Application of machine learning technique for a fast forecast of aggregation kinetics in space-inhomogeneous systems
This provides a faster forecasting tool for space-dependent particle size distributions, with practical applications such as online prediction of pollution processes, though it is incremental as it builds on existing low-rank approximations and parallel methods.
The paper tackled the computationally intensive problem of modeling aggregation kinetics in space-inhomogeneous systems by replacing direct numerical solutions of Smoluchowski equations with machine learning predictions using conditional normalizing flows, resulting in drastically reduced computation time while maintaining fair agreement with simulations.
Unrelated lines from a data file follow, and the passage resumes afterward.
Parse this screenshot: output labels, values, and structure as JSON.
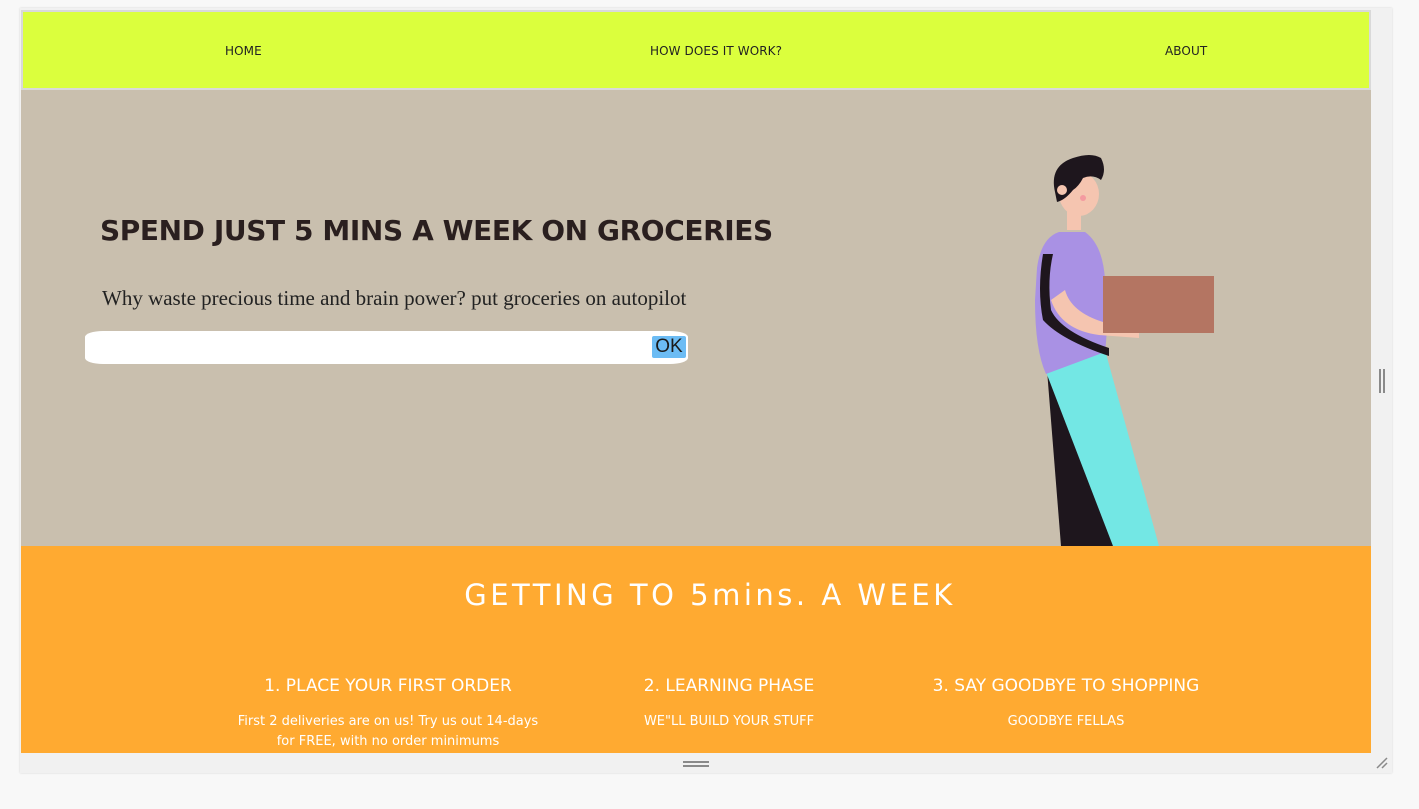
{
  "nav": {
    "items": [
      {
        "label": "HOME"
      },
      {
        "label": "HOW DOES IT WORK?"
      },
      {
        "label": "ABOUT"
      }
    ]
  },
  "hero": {
    "title": "SPEND JUST 5 MINS A WEEK ON GROCERIES",
    "subtitle": "Why waste precious time and brain power? put groceries on autopilot",
    "input_value": "",
    "button_label": "OK",
    "illustration": "person-carrying-box-illustration"
  },
  "steps": {
    "heading": "GETTING TO 5mins. A WEEK",
    "items": [
      {
        "title": "1. PLACE YOUR FIRST ORDER",
        "desc": "First 2 deliveries are on us! Try us out 14-days for FREE, with no order minimums"
      },
      {
        "title": "2. LEARNING PHASE",
        "desc": "WE\"LL BUILD YOUR STUFF"
      },
      {
        "title": "3. SAY GOODBYE TO SHOPPING",
        "desc": "GOODBYE FELLAS"
      }
    ]
  },
  "colors": {
    "nav_bg": "#dbff3d",
    "hero_bg": "#c9bfae",
    "steps_bg": "#ffaa31",
    "button_bg": "#6cbcf4"
  },
  "icons": [
    "vertical-resize-grip-icon",
    "horizontal-resize-grip-icon",
    "corner-resize-icon"
  ]
}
Modeling of aggregation processes in space-inhomogeneous systems is extremely numerically challenging since complicated aggregation equations -- Smoluchowski equations are to be solved at each space point along with the computation of particle propagation. Low rank approximation for the aggregation kernels can significantly speed up the solution of Smoluchowski equations, while particle propagation could be done in parallel. Yet the simulations with many aggregate sizes remain quite resource-demanding. Here, we explore the way to reduce the amount of direct computations with the use of modern machine learning (ML) techniques. Namely, we propose to replace the actual numerical solution of the Smoluchowki equations with the respective density transformations learned with the application of the conditional normalising flow. We demonstrate that the ML predictions for the space distribution of aggregates and their size distribution requires drastically less computation time and agrees fairly well with the results of direct numerical simulations. Such an opportunity of a quick forecast of space-dependent particle size distribution could be important in practice, especially for the online prediction and visualisation of pollution processes, providing a tool with a reasonable tradeoff between the prediction accuracy and the computational time.